Yesterday, Taxing the provisional confidence behind the situation in Greece, both ECB policy maker Weber and EU head Barroso voiced doubts about the efficacy of a European Monetary Fund. Considering this is essentially the best backup plan authorities have been able to muster since panic struck the region, these remarks suggest this threat to financial stability is subsisting on speculators’ good will alone. In France, Lloyds anticipate a broadly flat reading for industrial production given the pull-back in business surveys. Other scheduled data releases include Japanese Q4 GDP, where they look for a downward revision to a 4% annualised reading from 4.6% in the previous Q4 estimate. German trade data for January, along with final February CPI, are also published. Germany‘s Trade Balance surplus is expected to expand to 14.5 billion euro in January as export volumes rise to the highest in 14 months, adding 0.5 percent from the previous month on the lingering effects of over $2 trillion in global stimulus efforts and buoyant Asian demand, particularly from China. Overseas sales may begin to flounder in the months ahead however; indeed, China’s Customs General Administration reported today that imports from Germany fell to the lowest in nine months in February. Separately, the final revision of February’s Consumer Price Index figures is set to confirm the annual pace of inflation slumped to 0.4 percent in February. Efforts by Greece to tackle its burgeoning fiscal deficit have been welcomed, leading the euro to pare back some of its losses recently. Given the sheer extent of bets against the euro, there appears potential for further short-term gains, if traders’ short positions are squeezed. However, the Greek crisis appears far from resolved and, Lloyds believe, still represents a key downside risk for the currency. The EU-16 economic recovery also appears to have stalled, with GDP growth of just 0.1% in Q4 compared with 0.4% in the previous quarter. An uneven recovery and subdued inflation pressures could see the ECB wait until next year before raising interest rates. Lloyds look for the key refinancing rate to be 1.25% at end Q1 2011, rising to 2.25% by end 2011. However, they have revised down our end 2010 €/£ target to 1.14, from 1.18 previously.

 

The National Federation of Independent Business’ small business sentiment index fell unexpectedly in its February reading.

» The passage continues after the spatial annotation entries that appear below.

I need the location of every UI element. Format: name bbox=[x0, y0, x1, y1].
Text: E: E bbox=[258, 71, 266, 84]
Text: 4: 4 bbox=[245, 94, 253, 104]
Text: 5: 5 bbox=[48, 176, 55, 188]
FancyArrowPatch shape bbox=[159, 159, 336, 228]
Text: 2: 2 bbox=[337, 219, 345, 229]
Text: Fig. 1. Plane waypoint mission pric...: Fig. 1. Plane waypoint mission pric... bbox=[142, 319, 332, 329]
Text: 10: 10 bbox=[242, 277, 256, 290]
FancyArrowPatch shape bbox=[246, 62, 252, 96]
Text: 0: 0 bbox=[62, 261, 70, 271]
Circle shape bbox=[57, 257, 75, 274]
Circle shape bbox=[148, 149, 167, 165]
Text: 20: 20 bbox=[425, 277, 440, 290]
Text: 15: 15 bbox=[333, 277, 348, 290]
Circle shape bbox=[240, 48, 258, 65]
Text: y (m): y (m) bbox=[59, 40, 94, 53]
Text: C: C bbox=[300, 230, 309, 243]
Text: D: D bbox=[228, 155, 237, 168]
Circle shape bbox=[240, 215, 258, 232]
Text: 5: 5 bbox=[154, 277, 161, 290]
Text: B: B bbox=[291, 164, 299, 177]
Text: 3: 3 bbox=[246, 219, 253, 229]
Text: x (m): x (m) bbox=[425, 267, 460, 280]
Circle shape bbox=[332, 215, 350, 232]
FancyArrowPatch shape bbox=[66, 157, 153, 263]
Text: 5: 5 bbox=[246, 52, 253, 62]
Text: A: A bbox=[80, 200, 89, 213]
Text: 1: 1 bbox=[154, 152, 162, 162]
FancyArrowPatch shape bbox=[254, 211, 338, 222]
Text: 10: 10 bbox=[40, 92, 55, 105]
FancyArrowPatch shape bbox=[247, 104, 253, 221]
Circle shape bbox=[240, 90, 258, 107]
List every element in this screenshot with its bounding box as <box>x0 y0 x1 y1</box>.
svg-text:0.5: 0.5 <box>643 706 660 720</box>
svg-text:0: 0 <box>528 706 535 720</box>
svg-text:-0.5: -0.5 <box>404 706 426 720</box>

The headline reading matched its lowest reading in seven months and the expectations component that projects conditions over the coming six months hit its worst level since March. Looking at the reports details, there was a notable easing in the pace of job cuts (small business account for a large majority of American jobs); but “poor sales” stood as the top concern, the outlook for demand dropped to a zero reading and investment expectations were similarly mixed. From a market-moving perspective, this data promises little. On the other hand, as a gauge of fundamental health, this indicator has a scope similar to the ISM surveys. With a similar outcome, the IBD/TIPP Economic Optimism poll itself fell to a year low with a March reading of 45.4. In comparison to the economic data, Chicago Fed President Evans’ commentary carried a little more weight. Notably more dovish than some of his colleagues, Evans said he was worried that unemployment may tick higher and he was “wary” of engaging in asset sales too early. Furthermore, he added to his time frame for rate hike in suggesting the benchmark should be held low for “three or four meetings,” though he did echo a belief that interest on reserves would be an effective measure in the near-term. US dollar sentiment remains positive as markets anticipate the US Federal Reserve as the first major western central bank to raise its key policy interest rate. Recent data suggest that the US economy is set to post annualised growth of 2-3% in the first quarter, down from a revised 5.9% pace in Q4. However, indications for the year ahead look promising; with signs that sustained employment growth is likely to return in coming months. This should support both consumer spending and the housing market, providing the basis for raising the Fed funds rate from its record 0-0.25% low within the next 12 months. Lloyds forecast €/$ to decline to 1.27 by end- 2010, falling to 1.23 by end Q1 2011.